Show the students the video filmed from the ISS as it orbits the Earth every 90 minutes, looking down on the planet’s surface from a height of 370 km.
Ask the students if they recognise Earth’s atmosphere. Emphasise how thin and vulnerable this actually is, in comparison to the size of the Earth. If the Earth were an apple, the atmosphere would be thinner than its skin. Ask them what else they see.
The students have now had a first overview of Earth, although they didn’t see it as just a sphere floating in space (for this, show them 'Earth from Space' image) Explain how the border between day and night shifts from east to west (right to left) across the surface of the Earth. The Earth rotates around its axis in the eastern direction—counter clockwise, if you look from space down on the North Pole—with the Sun as a fixed background light. If you look from space down on the South Pole, the Earth rotates clockwise (still in eastern direction).
Now, we travel even further outwards, to the Moon. Show the students 'Earthrise' image (a photograph taken by the astronauts from the Apollo 8 mission in 1968.) These astronauts were the first people to ever orbit a celestial body other than the Earth, and when they looked back at their home planet, they experienced the so-called overview effect: everything they had ever known and loved was on that tiny blue marble, hanging peacefully in space.
At this point, you can make the shift from photos to model objects. Take the earth ball and hand a Styrofoam sphere (10 cm in diameter) to one volunteer. If you don’t have a ball of that exact size, then use a sphere that approximately fits on Australia on the earth ball, for example an orange. If you use a globe instead of the earth ball, adjust the sizes of the objects accordingly. For example, of you use a globe that is 20 cm in diameter, use a 5 cm moon and also divide the next sizes and distances in this activity in half.
Ask the volunteer to hold this model of the Moon at a distance from the earth ball that he/she thinks is correct, according to this scale.
Ask the other students if they agree, and if not, let them stand at a distance they think is right. The correct answer is a distance of 30 earth balls (or whatever globe you use) in a row. For the earth ball this is 12 meters, meaning all the way to the back of the classroom, or even outside. Let the students look at the earth ball from there and tell them that this is the size of the Earth as it would appear if they were to stand on the Moon.
We proceed on our virtual journey, now, to the other planets. Ask the students to remain at the back of the classroom. Now hold up a sphere of about 0.25 cm in diameter, for example a peppercorn or popcorn seed. The students will be looking at the Earth as viewed from Mars at its closest distance to Earth!
Show the students 'Pale Blue Dot' image, which is a photograph taken by Voyager 1, a spacecraft that was sent out into space in 1977 and has now long since passed the orbit of Neptune—the outermost planet of our Solar System. Of course, Voyager 1 is unmanned. In fact, no human has ever travelled farther than the Moon. In the picture, you can see a teeny tiny ‘blue pale dot’. This is how small the Earth looks from 6 billion kilometres away, which is about the average distance to Pluto. Almost half a million Earths in a row fit in this distance. It takes an airplane more than 600 years to fly there! The stripes in the picture are just ‘noise’.

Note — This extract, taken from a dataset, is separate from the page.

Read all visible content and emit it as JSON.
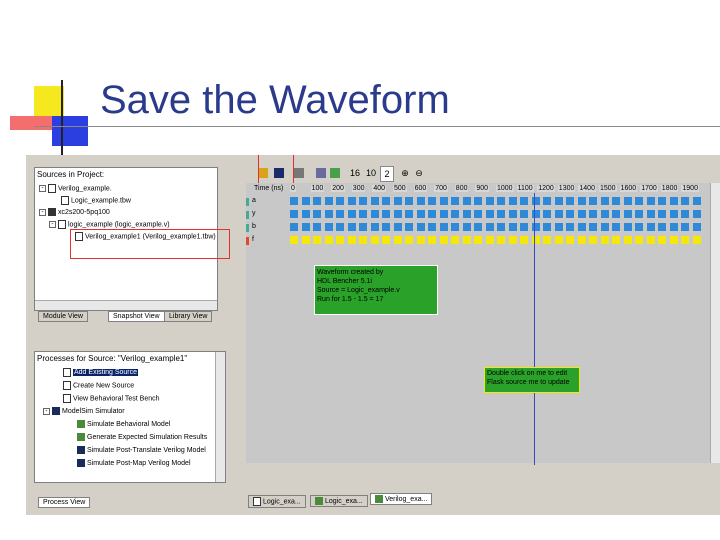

Ask the students if their perspective of Earth has changed. Do they think the Earth is big enough to provide is with inexhaustible resources? Explain that the Earth is a sphere with a finite atmosphere and finite resources. If we polute our planet, there is no-one in space that can help us. We have nowhere to go. The Earth is the only home we have.
Note: For students aged 9–10 years, you can extend this activity by getting into the subject of searching for life on exoplanets, which are planets outside our Solar System. So far, close to two thousand exoplanets have been discovered. For the current count, check out <http: planetquest.jpl.nasa.gov="">. From this activity, the students have learned that the Earth looks very small from outside the Solar System. This demonstrates that from Earth’s perspective, exoplanets must seem very small indeed and are very difficult to see. Therefore, it’s hard to determine whether life has developed on them. Even with very strong telescopes, astronomers can rarely see the planet, never mind zoom in far enough to look for living organisms!
However, methods are available to examine exoplanets.
Ask the students to think of ways to find out if a planet is hospitable to life, or even to check for actual life. The most important requirement for life is the presence of liquid water. The planet should be far enough from its host star so that water, if present, won’t evaporate. But it shouldn’t be too far, otherwise the water would freeze. Also, an atmosphere is probably necessary to protect life from harmful radiation and large temperature variations. In the future, astronomers might have developed such high-quality telescopes that they can see an exoplanet’s colour, from which they could deduce whether it has vegetation.
So far, however, we haven’t found a planet that is just like Earth. If we do, it will probably be very far away, meaning it will be difficult to study with our telescopes. Emphasise that lots of work still needs to be done in this area: if the students grow up to be astronomers, they might make a breakthrough discovery—they might even find life!